France Passes G20 Baton after Messy Cannes Summit

France's year-long G20 term stumbled to a messy end at the Cannes summit, where President Nicolas Sarkozy's dreams of reforming world finance were torpedoed by the eurozone debt crisis.

The leaders of the world's most powerful economies cobbled together a list of promised measures to boost growth and reinforce the IMF, but the statement was short on detail and all eyes were fixed on Rome and Athens.

There, Italy's Prime Minister Silvio Berlusconi was forced to accept IMF oversight of his budget-cutting program, and Greece's George Papandreou scraped through a confidence vote after swallowing EU bailout terms.

The summit, which took place on Thursday and Friday on Cannes' rain-swept seafront, marked the end of France's turn as head of the G20 bloc of major economies, and the start of Mexico's stint.

It was also, in symbolic turns, an embarrassment for Europe, with its leaders begging cap in hand for cash from China and other major emerging economies to fund elaborate bailout plans for the Mediterranean fringe.

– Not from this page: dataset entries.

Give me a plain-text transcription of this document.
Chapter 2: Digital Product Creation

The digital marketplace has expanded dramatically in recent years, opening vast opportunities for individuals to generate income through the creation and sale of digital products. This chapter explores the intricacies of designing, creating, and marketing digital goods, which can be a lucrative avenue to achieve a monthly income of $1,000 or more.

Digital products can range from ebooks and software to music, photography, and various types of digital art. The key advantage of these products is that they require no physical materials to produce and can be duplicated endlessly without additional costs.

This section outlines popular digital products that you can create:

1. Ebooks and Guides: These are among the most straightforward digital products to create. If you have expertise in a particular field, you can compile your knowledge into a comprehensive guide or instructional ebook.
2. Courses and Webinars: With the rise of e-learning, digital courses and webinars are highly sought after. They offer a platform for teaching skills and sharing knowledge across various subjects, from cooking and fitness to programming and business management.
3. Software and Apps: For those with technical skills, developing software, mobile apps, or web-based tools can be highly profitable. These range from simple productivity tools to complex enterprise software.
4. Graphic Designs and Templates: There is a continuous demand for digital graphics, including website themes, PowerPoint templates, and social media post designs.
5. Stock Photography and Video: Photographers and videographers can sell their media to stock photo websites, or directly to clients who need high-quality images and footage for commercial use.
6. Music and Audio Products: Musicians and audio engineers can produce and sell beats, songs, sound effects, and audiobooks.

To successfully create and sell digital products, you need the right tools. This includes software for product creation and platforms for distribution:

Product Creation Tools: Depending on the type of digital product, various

Instead, the younger powers agreed to boost the size of the International Monetary Fund's war chest, raising the prospect that the Old Continent will find its budgets under scrutiny by officials from its former colonies.

And the final statement put no final size on even this promise of aid, kicking the decisions down the road to a future finance ministers' meeting.

Financial markets were unimpressed by Sarkozy's G20 swansong, closing down sharply Friday, and the Cannes debate did nothing to strengthen Italy, which saw its borrowing costs soar to a new and barely sustainable level.

"Put simply, the world faces challenges that put our economic recovery at risk," U.S. President Barack Obama said, reflecting concerns that Europe has failed to get to grips with its sovereign debt debacle.

Italian Prime Minister Silvio Berlusconi admitted that Italy had asked for the IMF to monitor his economic reforms, hoping to convince bond traders that his government is a safer bet than troubled neighbor Greece.

"The main problem we have, which has been clearly identified as much by the Italian authorities as by their partners, is a lack of credibility in the measures that have been announced," IMF chief Christine Lagarde warned.

In Athens, Prime Minister George Papandreou, who had been summoned to Cannes for a humiliating dressing down by Sarkozy and Germany's Chancellor Angela Merkel, narrowly won a vote of confidence.

Shortly before lawmakers began voting, Papandreou had announced he would see Greek President Carolos Papoulias later on Saturday to hand in his mandate and start talks on the formation of an emergency unity government.

Whatever the result, his eurozone partners had made it clear that either he or his successor would have to push through a bailout deal tied to tight fiscal controls decided last week in Brussels.

EU leaders warned that Greece would not get the next planned eight billion euro ($11 billion) aid installment from the IMF and EU unless the deal went through, and threatened to boot Athens out of the Union if it defaults.

Without these EU-IMF funds, Greece would run out of money within weeks.

The G20 leaders also pledged to ensure that the IMF has sufficient cash on hand to respond to the possible crisis and tasked finance ministers to come up with options for a eurozone "trust fund".

But they failed to pledge any precise sums, and observers said this marked a failure.

"It is fair to say the G20 summit with accompanying theatrics from Greece and Italy and the failure of the IMF and China to come to Europe's rescue has worsened the euro crisis," said Sony Kapoor of think-tank Re-Define.

The next G20 summit will be in Mexico in June 2012.